I’m trying to use a torch.distributions.multinomial.Multinomial distribution for a reinforcement learning task. Essentially, my network outputs probabilities over actions, which I want to feed into a Multinomial and then sample from.
My network output looks something like (locations x objects), where each of 5 different object can be placed in 1 of 10 different locations. This is all fine and good.
The problem I have is that in different rollouts, I might have a variable number of each object. So in addition to my (10 x 5) probs matrix, I also have a (5,) objects vector that’s got how many of each object I have in that scenario. It might look like [2, 3, 1, 0, 6] where I have 2 of the first object, 3 of the second, etc. In this particular rollout, I’d want to sample from my first distribution over locations 2 times, since I have 2 of that object.
In the batch_size = 1 scenario, this works great. I do torch.unbind(probs, dim=-1), and then make a list of Multinomials, with an individual total_count equal to the corresponding number of objects in my objects vector, like this:
cats = [torch.distributions.multinomial.Multinomial(total_count = obj, probs=prob) for obj, prob in zip(objects, torch.unbind(probs, dim=-1))]
Or, I can do something like [cat.sample(n) for n, cat in zip(objects, cats)], if I instead decide to set total_count equal to 1 for each object distribution.
However I’m completely stumped on how to handle the situation where my batch_size > 1. Like, I get an output from my network that’s say, (32 x 10 x 5), and I can again make 5 different categories. But since my objects is now (32 x 5), when I slice to say, obejcts[:,0] I get a slice with a variable number of objects in it, like: [3, 5, 0, ..., 1]. And as far as I can tell, I can’t fit a list or vector into either total_counts or .sample().

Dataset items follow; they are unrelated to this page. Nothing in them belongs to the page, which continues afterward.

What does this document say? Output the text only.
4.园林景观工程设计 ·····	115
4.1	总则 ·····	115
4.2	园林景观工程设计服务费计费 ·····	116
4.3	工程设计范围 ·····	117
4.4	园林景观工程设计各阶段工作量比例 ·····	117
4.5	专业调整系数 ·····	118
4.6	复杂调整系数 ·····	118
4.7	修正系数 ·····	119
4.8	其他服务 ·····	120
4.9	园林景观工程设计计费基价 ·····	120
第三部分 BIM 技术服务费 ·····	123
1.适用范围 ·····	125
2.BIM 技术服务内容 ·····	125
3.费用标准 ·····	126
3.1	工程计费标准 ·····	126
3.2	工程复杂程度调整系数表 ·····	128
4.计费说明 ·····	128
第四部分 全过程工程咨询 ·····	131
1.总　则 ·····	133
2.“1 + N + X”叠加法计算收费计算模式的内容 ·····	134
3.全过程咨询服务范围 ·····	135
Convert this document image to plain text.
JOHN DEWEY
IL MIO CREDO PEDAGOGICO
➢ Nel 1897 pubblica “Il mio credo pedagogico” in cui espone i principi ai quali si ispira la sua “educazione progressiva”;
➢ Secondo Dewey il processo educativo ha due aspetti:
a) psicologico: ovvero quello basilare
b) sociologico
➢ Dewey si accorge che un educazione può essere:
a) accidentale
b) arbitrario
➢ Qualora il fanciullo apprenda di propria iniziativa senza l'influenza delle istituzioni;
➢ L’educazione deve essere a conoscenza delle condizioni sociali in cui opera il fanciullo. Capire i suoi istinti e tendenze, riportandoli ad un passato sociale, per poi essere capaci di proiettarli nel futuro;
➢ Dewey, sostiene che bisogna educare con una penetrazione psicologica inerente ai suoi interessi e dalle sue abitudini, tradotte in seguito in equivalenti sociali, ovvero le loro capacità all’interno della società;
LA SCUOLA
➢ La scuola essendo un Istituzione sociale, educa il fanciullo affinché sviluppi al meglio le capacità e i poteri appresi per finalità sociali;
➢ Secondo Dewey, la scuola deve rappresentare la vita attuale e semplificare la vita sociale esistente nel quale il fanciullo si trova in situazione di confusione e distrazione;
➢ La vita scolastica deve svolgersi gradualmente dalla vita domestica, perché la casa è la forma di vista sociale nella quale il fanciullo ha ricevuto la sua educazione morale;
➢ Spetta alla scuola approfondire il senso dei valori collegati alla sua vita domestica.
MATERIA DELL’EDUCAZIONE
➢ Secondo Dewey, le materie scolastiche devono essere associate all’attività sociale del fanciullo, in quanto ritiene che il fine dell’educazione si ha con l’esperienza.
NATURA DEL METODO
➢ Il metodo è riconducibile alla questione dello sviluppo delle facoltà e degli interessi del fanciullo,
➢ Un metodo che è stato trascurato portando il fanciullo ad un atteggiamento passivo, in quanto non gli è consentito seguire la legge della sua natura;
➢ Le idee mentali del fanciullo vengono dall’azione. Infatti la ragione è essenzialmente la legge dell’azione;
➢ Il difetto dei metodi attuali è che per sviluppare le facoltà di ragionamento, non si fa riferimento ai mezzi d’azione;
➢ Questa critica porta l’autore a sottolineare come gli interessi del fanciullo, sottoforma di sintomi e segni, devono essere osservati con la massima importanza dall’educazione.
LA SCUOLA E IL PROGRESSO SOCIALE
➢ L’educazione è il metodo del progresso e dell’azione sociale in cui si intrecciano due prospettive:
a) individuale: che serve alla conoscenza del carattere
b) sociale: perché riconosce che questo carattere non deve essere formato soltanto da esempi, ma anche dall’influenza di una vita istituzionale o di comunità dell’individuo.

So, how can I sample from a Multinomial a variable number of times? Ideally, I’d like to put in a (32 x 10) matrix for my probs, and then sample a number of times defined by a vector of size (32, ). I guess, even better, I’d like to be able to pass a (32 x 10 x 5) probs matrix, and then pass a sample matrix of size (32 x 1 x 5) that defines my samples, but I’d take either. Any ideas?